El cuadro macroeconómico descrito en entradas anteriores hace a priori muy recomendable la utilización de la política fiscal. Ante la atonía o reducción de la demanda agregada, y su falta de respuesta a la política monetaria tradicional, un instrumento como este, capaz de elevar el nivel de gasto de manera directa, es –según los cánones económicos– el ideal. ¿Por qué?
Podría pensarse que los mismos factores que atenazaban al sector privado –sobreendeudamiento, incertidumbre–, impidiéndole aprovechar plenamente las favorables condiciones de endeudamiento, podrían afectar al sector público. Sin embargo, en el sector público se presentan dos rasgos diferenciales importantes:
- Es un agente de tamaño macroeconómicamente relevante y que internaliza las consecuencias macro de su actividad económica, cosa que los agentes privados no hacen. Por tanto, contrapone a los “costes” de un mayor endeudamiento el beneficio que el activismo fiscal pueda tener sobre la coyuntura económica, particularmente la posibilidad de cortocircuitar espirales deflacionistas como las que se apuntaban al principio de la crisis
- Dada la enorme flexibilidad de los bancos centrales durante la crisis, el sector público juega con la ventaja de saber que la mayor parte de esa deuda adicional terminaría siendo asumida, al menos temporalmente, por su banco central. A sabiendas de que, a la hora de deshacer esa flexibilización cuantitativa, es decir, de devolver al mercado la deuda pública comprada por el banco central, este tendría en cuenta la situación financiera del Tesoro nacional… Un lujo con el que los emisores privados no contaban.

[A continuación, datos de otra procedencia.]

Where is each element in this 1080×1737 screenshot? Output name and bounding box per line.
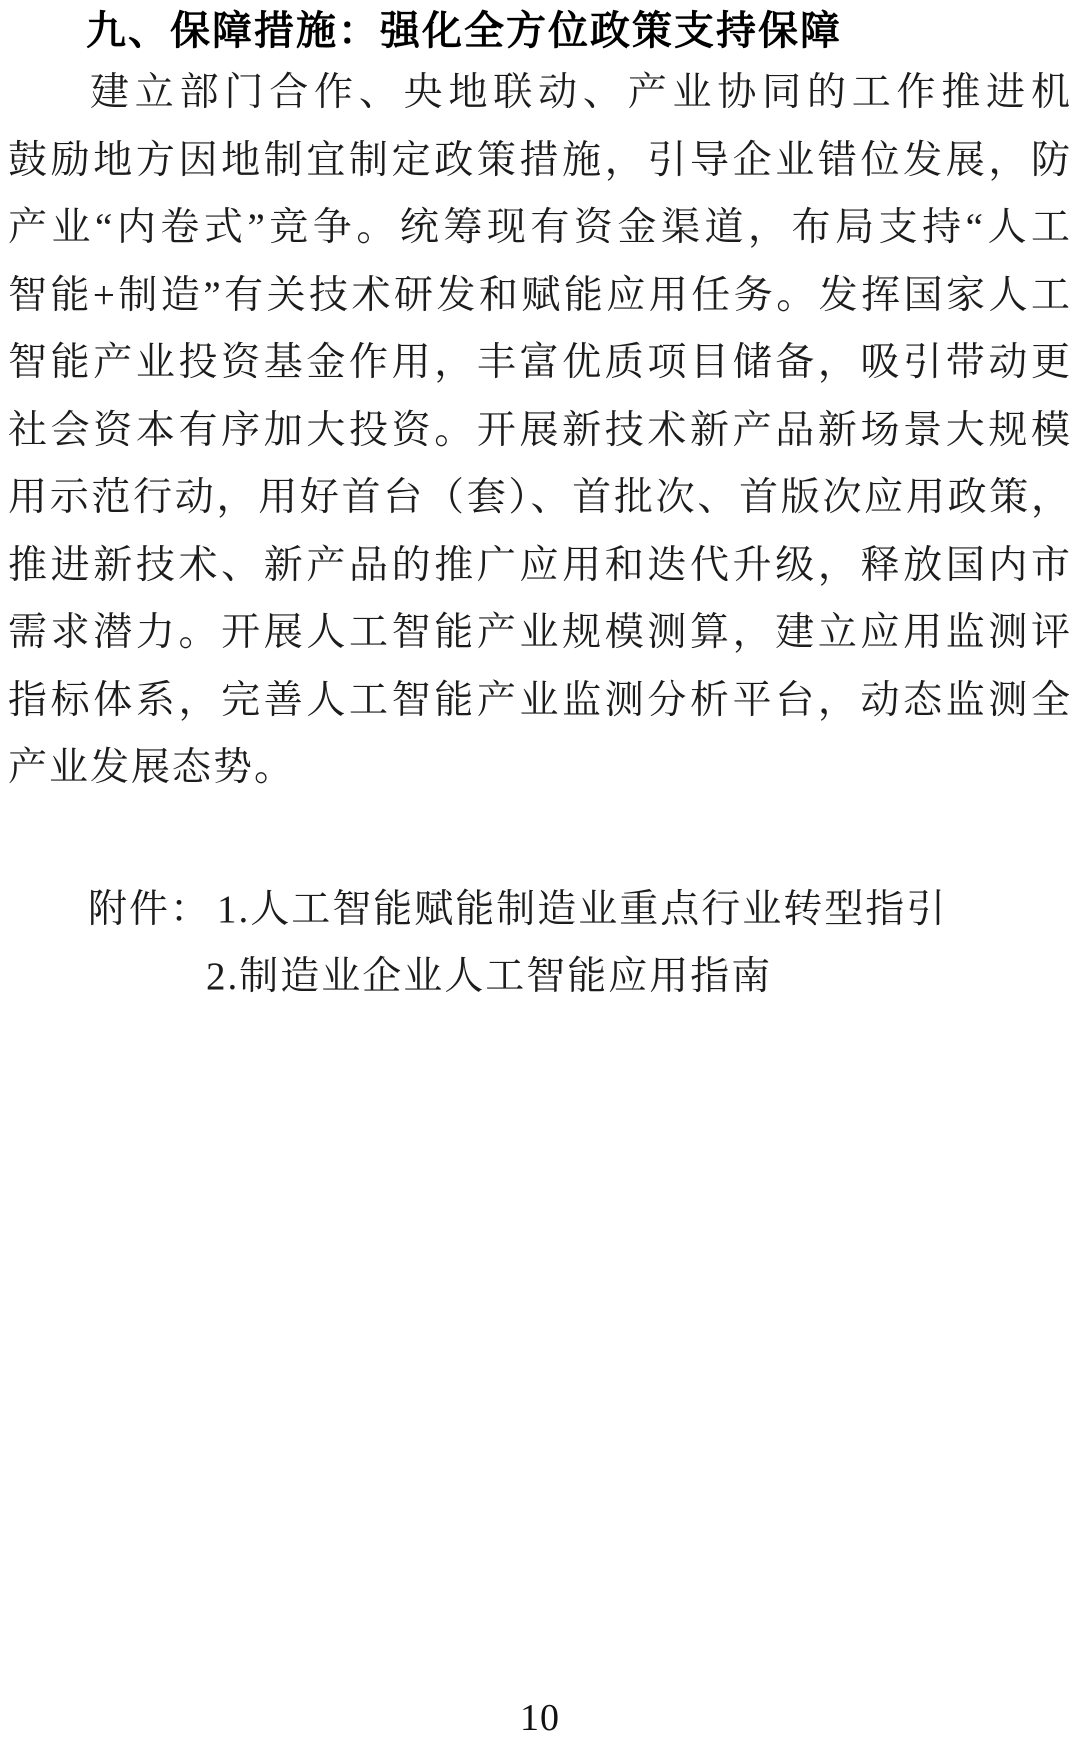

Por encima de todo, la política fiscal (a través de algunas partidas de gasto público) es capaz de incidir directamente sobre la demanda agregada, cosa que no es posible vía política monetaria.
Pero lo cierto es que la política fiscal no ha desempeñado ese papel. En ciertos casos, porque los países también afrontaban un problema de exceso de deuda pública. Algunos, porque incluso antes de la crisis estaban sobreendeudados; otros, por los propios efectos de la crisis, tanto cíclicos (reducción ingresos por menor actividad, aumento de gasto por desempleo y otras contingencias sociales) como relacionados con el sector financiero (coste sustancial de los rescates bancarios). En otros países, seguramente por una actitud excesivamente cautelosa, aplicando los criterios tradicionales a una situación decididamente excepcional. Y en al menos uno (EEUU), por la parálisis y polarización política, que hizo imposible la aprobación de programas fiscales significativos por el Congreso más allá del año 2009.
¿Cómo debía aplicarse esa política fiscal expansiva?
Como se mencionaba anteriormente, para dinamizar la demanda es mejor en casi cualquier circunstancia es siempre mejor el impulso fiscal vía gasto (aumento consumo o inversión públicos) que vía ingreso (reducciones impositivas), dado que en este último caso –y en condiciones de gran incertidumbre– la reducida propensión al consumo puede hacer que gran parte de la renta que el sector público inyecta se “pierda” vía ahorro. De hecho, en las versiones fuertes (y un tanto simplistas) de la tesis de estancamiento secular, el aumento “secular” del gasto público era lo único que podía impedir que esa permanente deficiencia en la demanda privada se tradujese en una desviación permanente respecto al pleno empleo.
Vimos con anterioridad el papel clave de la inversión en los postulados keynesianos ortodoxos dentro de los que nos estamos moviendo. No es de extrañar, por tanto, que en este contexto la forma preferida de impulsar la demanda sea mediante la inversión pública; idealmente, la inversión en infraestructuras, que tiene la doble virtud de generar demanda de manera directa, y producir también típicamente efectos arrastre importantes en otros sectores, que contribuyen adicionalmente al PIB vía multiplicador keynesiano. Invertir a coste prácticamente cero en proyectos con rentabilidad social positiva es prima facie una estrategia ganadora, que permite a la sociedad aumentar su bienestar a largo plazo y a la vez dinamizar la coyuntura económica a corto.
Sin embargo, la inversión pública ha permanecido deprimida durante este periodo, sin que –más allá de casos de menor importancia– se haya utilizado como elemento contracíclico. En general, la política fiscal se ha limitado a reflejar pasivamente el impacto de la crisis sobre las cuentas públicas vía estabilizadores automáticos y gasto de saneamiento del sector financiero; en el caso de los países con déficit y deuda más abultados –obligados por ende a ajustes fiscales importantes– imprimiendo un perverso sesgo procíclico. No ha habido el activismo fiscal que habría sido necesario para sostener la actividad económica.
Como veremos en la siguiente entrada, la falta de impulso fiscal suficiente en un contexto de atonía económica generalizada ha hecho mucho más difícil el trabajo de la política monetaria, forzando los límites de la política monetaria convencional.